Regional cooperation can be a slow process, but with patience it can yield results. Since 2005, we have supported a regional working group in Central America. The group has recently had a notable success with ministers of finance agreeing to a declaration of good practice in granting tax incentives. We hope that this will form the basis for a more binding code of conduct in future.
My sixth and final lesson is that strong tax policy making requires strong institutions. This is a topic that is discussed at length in the conference paper. Unfortunately we find that tax policy-making capacity is very low in many countries—sometimes shockingly so in relatively large countries. We are increasingly focusing on developing tax policy training as a core element of our technical assistance.

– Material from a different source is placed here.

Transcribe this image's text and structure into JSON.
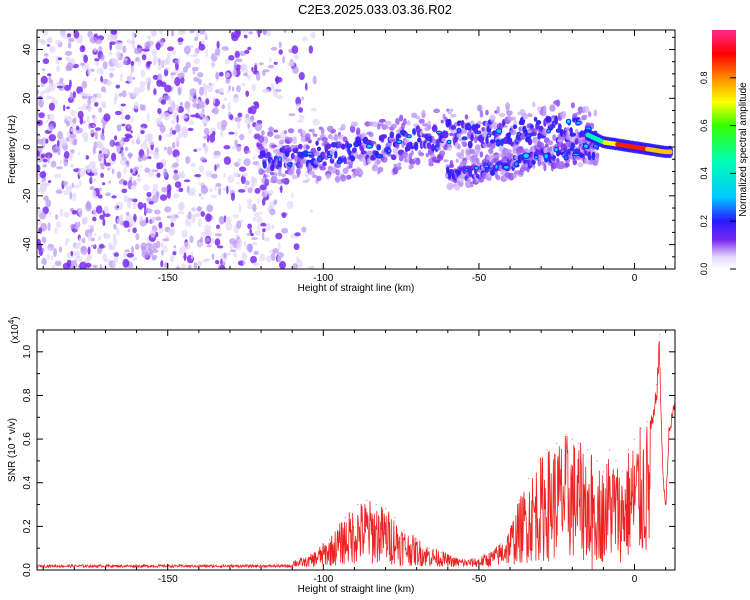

Successful tax reform usually requires a strong and specialized tax policy function within government, which in our experience is most logically located in the ministry of finance, although close cooperation with the tax authority is vital. In low-income countries, a scarcity of well trained staff is a constraint, and we advise establishing small units that can be grown over time.
Clearly a strong tax policy unit cannot be a panacea for weak political leadership or inefficient tax administration. However, tax policy units can help governments to resist opportunistic behavior by providing robust analysis and a well articulated reform strategy.
To conclude, our experience is that tax policy advice centers on bridging the gap between what is optimal and what is feasible. Our tax policy missions are no place for purists!
It is also important to acknowledge that there are rarely any “quick wins.” As I said, strong policy requires strong institutions, as well as transparency and debate to build public support, and regional coordination to counter harmful tax competition. All of these elements take time to establish.
I could cite examples of countries from every region in the world where, despite large and sustained levels of technical assistance, tax collections seem to remain fixed as a law of nature. But I could also cite enough examples of countries that succeeded in reforming their tax system (Canada, China, El Salvador, Iceland, Latvia, Tanzania and Vietnam) to remain optimistic that good tax policy making is alive and well. We will certainly need plenty of optimism in the years to come.
Thank you for your time, and I hope that you enjoy the rest of the conference.
1 Martinelli and Tommasi (1997), “Sequencing of Economic Reforms in the Presence of Political Constraints,” Economics and Politics, Volume 9, No. 2.